De qualquer forma, o primeiro enfoque do termo "Culpabilidade" refere-se - para os adeptos de um conceito tripartido do crime - ao terceiro elemento do crime, no qual possui como elementos de sua estrutura a imputabilidade, a exigibilidade de conduta diversa e o potencial conhecimento sobre a ilicitude do fato.
Não obstante, o estudo da culpabilidade não se limita à análise do conceito analítico do delito. Há de se reconhecer a culpabilidade como fundamento da pena, ou, nas palavras de Rogério Greco, “culpabilidade como princípio medidor da pena”[4].

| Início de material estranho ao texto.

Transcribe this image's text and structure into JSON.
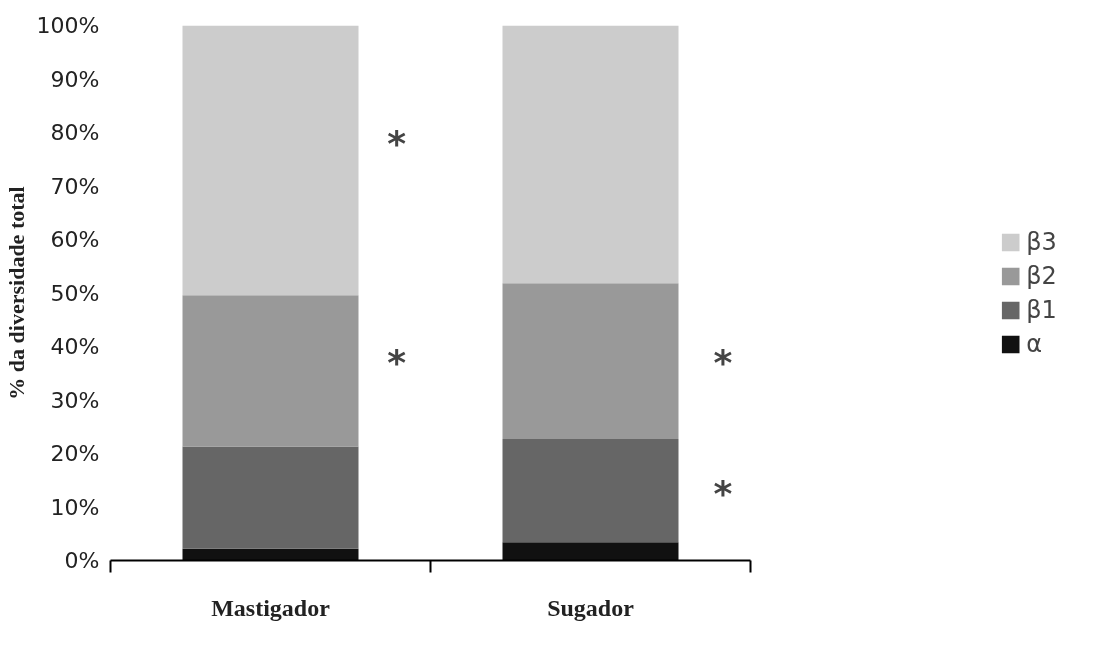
{
  "chart_data": {
    "type": "bar",
    "stacked": true,
    "ylabel": "% da diversidade total",
    "categories": [
      "Mastigador",
      "Sugador"
    ],
    "series": [
      {
        "name": "α",
        "color": "#111111",
        "values": [
          2.2,
          3.4
        ]
      },
      {
        "name": "β1",
        "color": "#666666",
        "values": [
          19.1,
          19.3
        ]
      },
      {
        "name": "β2",
        "color": "#999999",
        "values": [
          28.3,
          29.1
        ]
      },
      {
        "name": "β3",
        "color": "#cccccc",
        "values": [
          50.4,
          48.2
        ]
      }
    ],
    "ylim": [
      0,
      100
    ],
    "yticks": [
      {
        "value": 0,
        "label": "0%"
      },
      {
        "value": 10,
        "label": "10%"
      },
      {
        "value": 20,
        "label": "20%"
      },
      {
        "value": 30,
        "label": "30%"
      },
      {
        "value": 40,
        "label": "40%"
      },
      {
        "value": 50,
        "label": "50%"
      },
      {
        "value": 60,
        "label": "60%"
      },
      {
        "value": 70,
        "label": "70%"
      },
      {
        "value": 80,
        "label": "80%"
      },
      {
        "value": 90,
        "label": "90%"
      },
      {
        "value": 100,
        "label": "100%"
      }
    ],
    "grid": false,
    "legend": "right",
    "annotations": [
      "*",
      "*",
      "*",
      "*"
    ]
  }
}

Nesse contexto, uma vez concluído pela existência de um fato típico, ilícito e culpável, deverá o julgador, logo em seguida, quando da prolação da sentença, observar as regras do critério trifásico da pena previstas pelo artigo 68 do Código Penal.

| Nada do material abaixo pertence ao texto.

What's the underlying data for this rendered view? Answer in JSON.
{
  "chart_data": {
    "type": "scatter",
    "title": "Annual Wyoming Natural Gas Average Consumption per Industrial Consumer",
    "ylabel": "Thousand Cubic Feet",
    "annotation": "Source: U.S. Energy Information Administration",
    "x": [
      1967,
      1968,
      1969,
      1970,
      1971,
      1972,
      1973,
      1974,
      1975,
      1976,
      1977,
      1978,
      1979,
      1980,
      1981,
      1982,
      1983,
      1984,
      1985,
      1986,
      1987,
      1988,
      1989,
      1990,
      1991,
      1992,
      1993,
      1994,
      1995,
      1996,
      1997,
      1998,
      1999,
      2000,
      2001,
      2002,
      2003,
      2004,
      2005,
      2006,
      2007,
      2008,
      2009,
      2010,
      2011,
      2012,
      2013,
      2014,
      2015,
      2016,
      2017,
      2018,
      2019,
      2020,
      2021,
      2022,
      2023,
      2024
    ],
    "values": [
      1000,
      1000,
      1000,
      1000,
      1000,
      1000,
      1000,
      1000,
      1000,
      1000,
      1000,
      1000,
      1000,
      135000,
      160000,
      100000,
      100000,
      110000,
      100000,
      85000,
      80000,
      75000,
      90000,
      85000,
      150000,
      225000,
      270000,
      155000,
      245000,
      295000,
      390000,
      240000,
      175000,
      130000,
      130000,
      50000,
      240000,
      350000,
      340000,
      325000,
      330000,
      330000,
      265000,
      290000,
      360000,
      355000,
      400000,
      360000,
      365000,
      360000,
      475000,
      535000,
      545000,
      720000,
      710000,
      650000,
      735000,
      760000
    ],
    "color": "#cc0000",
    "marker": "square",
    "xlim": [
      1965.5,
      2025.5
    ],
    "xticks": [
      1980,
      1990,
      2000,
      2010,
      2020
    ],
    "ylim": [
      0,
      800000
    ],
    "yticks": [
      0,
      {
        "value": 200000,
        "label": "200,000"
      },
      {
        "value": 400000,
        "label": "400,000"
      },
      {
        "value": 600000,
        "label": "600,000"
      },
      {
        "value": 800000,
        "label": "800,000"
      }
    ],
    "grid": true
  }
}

Logo na primeira etapa, quando da aferição da pena base, o magistrado deverá analisar todas as condições elencadas pelo artigo 59 do Código Penal e, dentre elas, a culpabilidade. Vale citar o mencionado artigo, in verbis:
Fixação da pena
Art. 59 - O juiz, atendendo à culpabilidade, aos antecedentes, à conduta social, à personalidade do agente, aos motivos, às circunstâncias e conseqüências do crime, bem como ao comportamento da vítima, estabelecerá, conforme seja necessário e suficiente para reprovação e prevenção do crime
Por derradeiro, importante mencionar a culpabilidade como princípio impedidor da responsabilidade sem culpa (responsabilidade penal objetiva), que, segundo Nilo Batista:
O princípio da culpabilidade impõe a subjetividade da responsabilidade penal. Não cabe, em direito penal, uma responsabilidade objetiva, derivada tão-só de uma associação causal entre a conduta e um resultado de lesão ou perigo para um bem jurídico.[5]

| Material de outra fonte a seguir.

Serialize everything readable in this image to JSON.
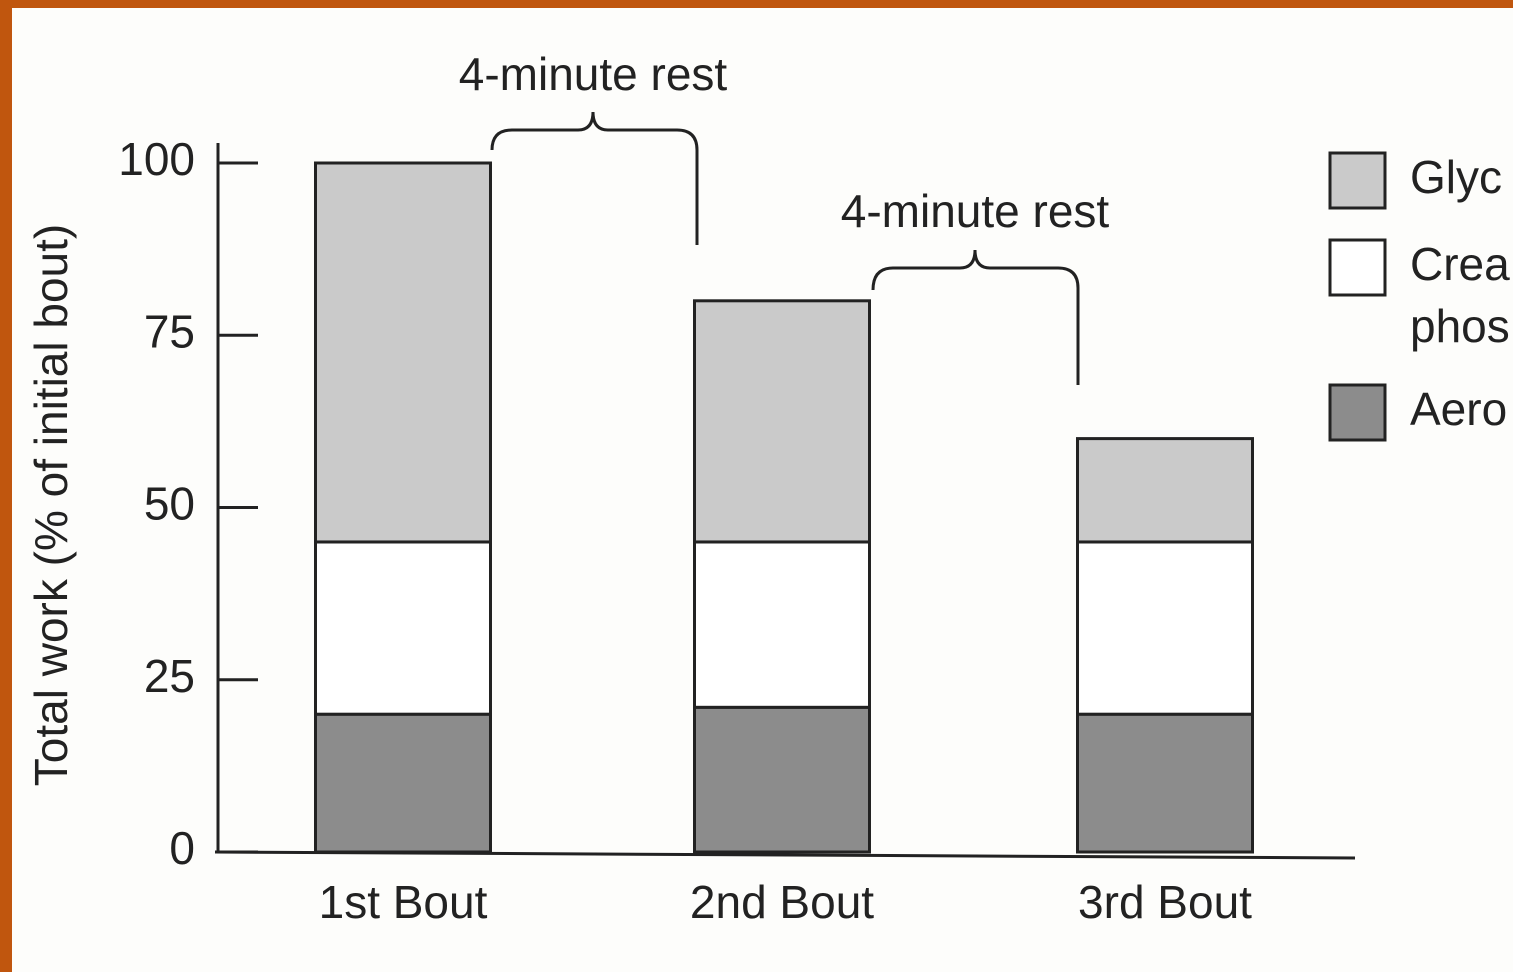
{
  "chart_data": {
    "type": "stacked_bar",
    "y_label": "Total work (% of initial bout)",
    "categories": [
      "1st Bout",
      "2nd Bout",
      "3rd Bout"
    ],
    "series": [
      {
        "name": "Aero",
        "color": "#8c8c8c",
        "values": [
          20,
          21,
          20
        ]
      },
      {
        "name": "Crea phos",
        "color": "#ffffff",
        "values": [
          25,
          24,
          25
        ]
      },
      {
        "name": "Glyc",
        "color": "#cacaca",
        "values": [
          55,
          35,
          15
        ]
      }
    ],
    "annotations": [
      "4-minute rest",
      "4-minute rest"
    ],
    "ylim": [
      0,
      100
    ],
    "yticks": [
      0,
      25,
      50,
      75,
      100
    ],
    "grid": false,
    "legend": "right"
  }
}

Tal princípio tem por finalidade precípua afastar a responsabilidade penal objetiva, tão rechaçada e já sem espaço em nosso atual ordenamento jurídico.
CONCLUSÃO
Mesmo posicionando-se ao lado dos defensores de um conceito tripartido do delito, não há como negar ser a culpabilidade um pressuposto da pena. Considerando que não há pena sem crime, tem-se como pressuposto da pena não só a culpabilidade como também a tipicidade e a ilicitude.
Portanto, conforme acima exposto, podemos analisar culpabilidade enquanto elemento do crime, pressuposto da pena e princípio norteador da teoria da pena e do Direito Penal.
REFERÊNCIAS BIBLIOGRÁFICAS
WELZEL, Hans. Derecho penal alemán. Tradução de Juan Bustos Ramirez e Sergio Pereira. Rio de Janeiro: F. Briguiet, 1987.
GRECO, Rogério. Curso de Direito Penal: Parte Especial Vol. II. Niterói: Impetus, 2012.
BATISTA, Nilo. Introdução crítica ao direito penal brasileiro. Rio de Janeiro: Revan, 1996.
Notas
[1] A exemplo de Rogério Greco, Juarez Tavares, Eugênio Raul Zaffaroni, entre outros.
[2] WELZEL, Hans. Derecho penal alemán, p. 57.
[3] Como defensores da teoria tripartida do delito, destacam-se Damásio de Jesus, Ariel Dotti, Mirabete e Delmanto.
[4] GRECO, Rogério. Curso de Direito Penal, p. 90.
[5] BATISTA, Nilo. Introdução crítica ao direito penal brasileiro, p. 104.